The times are changing, and I have no doubt, the Chinese will change with them. For now, the ignorance of those Chinese capitalists who still cling to the idea that they can do business as usual in Zambia turns the Chinese into an easy target. It makes them a perfect enemy the masses of disfranchised Zambians are slowly rallying against. The Chinese manager who lost his life to the frantic Zambian workers was a victim of opportunity. He represented the empty promises coming from both the Zambian and the Chinese governments. And the miners, fully aware of the lies and the deceit they have been fed needed to react. They wanted to crush the injustice the way they often do with the mosquitoes who claim their blood.

It is unfortunate the Chinese manager who lost his life last week was the one who had to pay so dearly for the popular outrage. But his death was no random accident or unpredictable event as many might think. He was a foretold story, a cry of desperation and disgust coming from a group of people who have just had enough.

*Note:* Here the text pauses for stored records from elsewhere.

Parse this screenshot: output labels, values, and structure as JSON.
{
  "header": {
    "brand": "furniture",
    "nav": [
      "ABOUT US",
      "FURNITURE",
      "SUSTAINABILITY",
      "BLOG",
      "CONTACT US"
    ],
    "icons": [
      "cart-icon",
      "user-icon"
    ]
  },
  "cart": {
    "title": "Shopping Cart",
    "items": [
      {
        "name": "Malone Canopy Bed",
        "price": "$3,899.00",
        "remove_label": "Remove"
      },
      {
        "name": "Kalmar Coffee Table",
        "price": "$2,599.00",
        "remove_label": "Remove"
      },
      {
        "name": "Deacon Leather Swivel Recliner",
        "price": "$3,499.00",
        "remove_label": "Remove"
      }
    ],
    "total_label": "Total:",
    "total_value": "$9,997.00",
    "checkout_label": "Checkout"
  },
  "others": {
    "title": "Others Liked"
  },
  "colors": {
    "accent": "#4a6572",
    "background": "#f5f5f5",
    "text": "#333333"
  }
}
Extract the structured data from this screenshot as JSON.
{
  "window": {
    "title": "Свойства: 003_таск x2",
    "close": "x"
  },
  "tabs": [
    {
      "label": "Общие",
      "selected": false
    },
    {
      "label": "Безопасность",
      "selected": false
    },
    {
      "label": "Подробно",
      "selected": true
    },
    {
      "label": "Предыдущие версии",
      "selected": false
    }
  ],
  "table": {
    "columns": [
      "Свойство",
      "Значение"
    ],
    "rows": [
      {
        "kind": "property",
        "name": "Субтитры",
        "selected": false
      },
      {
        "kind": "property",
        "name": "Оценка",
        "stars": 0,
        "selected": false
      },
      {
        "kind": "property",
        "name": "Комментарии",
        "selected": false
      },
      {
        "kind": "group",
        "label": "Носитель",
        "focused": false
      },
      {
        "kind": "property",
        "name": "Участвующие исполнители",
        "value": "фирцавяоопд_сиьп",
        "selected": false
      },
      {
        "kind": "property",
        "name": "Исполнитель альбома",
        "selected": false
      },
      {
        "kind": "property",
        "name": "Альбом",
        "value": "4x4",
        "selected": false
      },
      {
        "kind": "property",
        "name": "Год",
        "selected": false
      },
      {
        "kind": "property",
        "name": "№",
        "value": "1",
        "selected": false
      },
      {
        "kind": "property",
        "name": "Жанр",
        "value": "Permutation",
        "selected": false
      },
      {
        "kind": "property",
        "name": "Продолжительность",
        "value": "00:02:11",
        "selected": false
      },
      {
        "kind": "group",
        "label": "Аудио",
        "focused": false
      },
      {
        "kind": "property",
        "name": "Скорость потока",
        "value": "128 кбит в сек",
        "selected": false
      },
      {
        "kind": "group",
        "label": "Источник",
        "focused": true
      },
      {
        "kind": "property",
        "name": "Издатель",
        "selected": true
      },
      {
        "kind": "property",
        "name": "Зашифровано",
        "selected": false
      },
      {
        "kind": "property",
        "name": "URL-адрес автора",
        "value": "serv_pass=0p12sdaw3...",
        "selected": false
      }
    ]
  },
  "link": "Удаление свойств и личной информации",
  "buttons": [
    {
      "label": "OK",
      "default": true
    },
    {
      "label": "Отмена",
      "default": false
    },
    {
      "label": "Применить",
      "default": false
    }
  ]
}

[i] First wave: during the presidency of Mao Zedong, China supported African political actors along ideological lines – socialist regimes and liberation movements that were fighting European occupation of the continent.

Second wave: primarily characterized by a withdrawal of China’s economic engagement in Africa, this period (more or less, from the 1976 to 1993) registered the minimum economic engagement between China and African countries due to the fact that China was looking inward, towards fixing it sown problems and lifting hundreds of millions of Chinese from poverty after the disastrous Cultural Revolution.

Third wave, after 1993, is characterized by a new, aggressive interest on behalf of both the Chinese state and Chinese state/non-state companies in investing and trading with African economies, primarily with resource-rich countries. However, whereas the chunk of these investments are in petrol-rich countries (Nigeria, Angola, Sudan, Ghana), Chinese companies can now to be found in virtually every single African countries.